African Heritage Night, this past Wednesday, was practically perfect, apart from one thing.
The man being honoured that night and the one most responsible for creating Kenya’s African Heritage experience (including the AH House and former AH Pan-African Gallery) was absent and unwell.
Alan Donovan was meant to be celebrating 50 years since he first came to the continent in 1967. Arriving initially in Ghana, he then went to work in Nigeria where he served as a USAid officer during the Biafran war.
But it didn’t take him long to get ‘hooked’ on African arts, especially after visiting Oshogbo village where indigenous Nigerian arts and crafts were thriving.
Oshogbo is also where the evening’s guest of honour, the brilliant batik artist and entrepreneur, Nike Seven Seven Okundaye came from, especially to applaud Donovan’s role in advancing African arts and particularly her own creative career.
But Alan’s appreciation for African arts wasn’t confined to the West. After he resigned from his USAid job, he trekked across the continent, ending up in Kenya where he teamed up with former vice president Joseph Murumbi to found the African Heritage Pan-African Gallery.
The fruits of Donovan’s years of working closely with African artists and artisans was on regal display Wednesday night at Alliance Francaise. There were elegant indigenous textiles that Donovan had collected over the years and then redesigned into fabulous fashions which were modelled by both women and men that night.

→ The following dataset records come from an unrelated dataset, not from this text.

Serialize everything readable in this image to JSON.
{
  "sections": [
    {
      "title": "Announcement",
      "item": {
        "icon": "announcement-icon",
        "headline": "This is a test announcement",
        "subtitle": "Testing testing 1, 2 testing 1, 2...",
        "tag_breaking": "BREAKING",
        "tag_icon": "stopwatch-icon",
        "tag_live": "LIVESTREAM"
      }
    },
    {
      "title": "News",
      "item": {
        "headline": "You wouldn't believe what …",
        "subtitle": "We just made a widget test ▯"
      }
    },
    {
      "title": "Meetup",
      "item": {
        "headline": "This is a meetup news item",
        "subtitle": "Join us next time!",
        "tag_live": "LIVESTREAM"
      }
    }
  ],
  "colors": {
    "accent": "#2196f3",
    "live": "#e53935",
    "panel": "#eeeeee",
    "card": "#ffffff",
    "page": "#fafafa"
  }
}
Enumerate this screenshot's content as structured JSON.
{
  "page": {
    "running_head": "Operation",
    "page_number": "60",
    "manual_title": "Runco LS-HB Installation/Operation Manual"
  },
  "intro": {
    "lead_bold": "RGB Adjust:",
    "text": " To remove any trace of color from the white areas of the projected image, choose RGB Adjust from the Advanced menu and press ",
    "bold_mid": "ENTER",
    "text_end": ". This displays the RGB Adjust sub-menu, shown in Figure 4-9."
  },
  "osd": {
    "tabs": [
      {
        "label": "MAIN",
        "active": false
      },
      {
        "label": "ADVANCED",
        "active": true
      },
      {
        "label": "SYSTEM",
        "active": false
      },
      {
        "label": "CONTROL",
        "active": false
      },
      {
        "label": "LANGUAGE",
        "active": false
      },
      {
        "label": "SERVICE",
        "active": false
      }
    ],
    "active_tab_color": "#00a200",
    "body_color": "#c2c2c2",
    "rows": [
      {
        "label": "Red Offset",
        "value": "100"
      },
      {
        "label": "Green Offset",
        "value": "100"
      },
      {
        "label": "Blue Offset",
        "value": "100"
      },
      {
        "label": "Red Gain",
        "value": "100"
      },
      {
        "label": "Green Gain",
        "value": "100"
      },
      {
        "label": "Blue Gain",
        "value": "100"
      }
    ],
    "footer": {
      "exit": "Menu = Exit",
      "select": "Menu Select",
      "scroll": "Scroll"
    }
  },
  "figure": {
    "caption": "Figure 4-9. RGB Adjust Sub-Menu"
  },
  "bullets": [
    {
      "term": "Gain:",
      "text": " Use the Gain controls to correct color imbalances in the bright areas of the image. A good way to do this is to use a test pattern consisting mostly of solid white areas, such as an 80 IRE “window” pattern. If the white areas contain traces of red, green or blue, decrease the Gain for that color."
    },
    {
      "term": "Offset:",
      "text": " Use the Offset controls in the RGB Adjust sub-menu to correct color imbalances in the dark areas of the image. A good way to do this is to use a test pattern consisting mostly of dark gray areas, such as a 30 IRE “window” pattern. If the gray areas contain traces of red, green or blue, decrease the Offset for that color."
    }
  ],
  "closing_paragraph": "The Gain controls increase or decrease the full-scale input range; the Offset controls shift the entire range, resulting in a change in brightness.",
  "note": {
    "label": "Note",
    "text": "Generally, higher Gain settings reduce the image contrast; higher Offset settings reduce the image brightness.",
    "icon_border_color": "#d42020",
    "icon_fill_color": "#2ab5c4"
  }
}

Collected from Cameroon, Congo, Ghana, Madagascar, Mali, Nigeria and Kenya, Alan had transformed hand-made materials (many of which are no longer being produced) into stunning costumes, a few of which had been first shown during his first Nigerian Festival back in 1972.
African Heritage Night was meant to be the crowning event of the Second Nigerian Arts Festival currently running throughout October at three CBD venues: Alliance Francaise, Nairobi Gallery and Nairobi National Museum. Three individuals served to crown the night in Alan’s absence. One was Dr Luis Franceschi of Strathmore University who read Donovan’s message to an attentive audience.
Next was Nike Okundaye whose indigo-blue ‘peacock’ headdress, bright coral beads and beautiful Adire quilts revealed her own work, not only as an artist but as a gallerist committed to reviving the dying art of ‘Adire’ at her Oshogbo Workshop.
Finally, Papillon, the young Kenyan musician who makes his own musical instruments, also launched his first album ‘Heart of Africa’, capping off a beautiful evening in spite of the absence of our friend Donovan.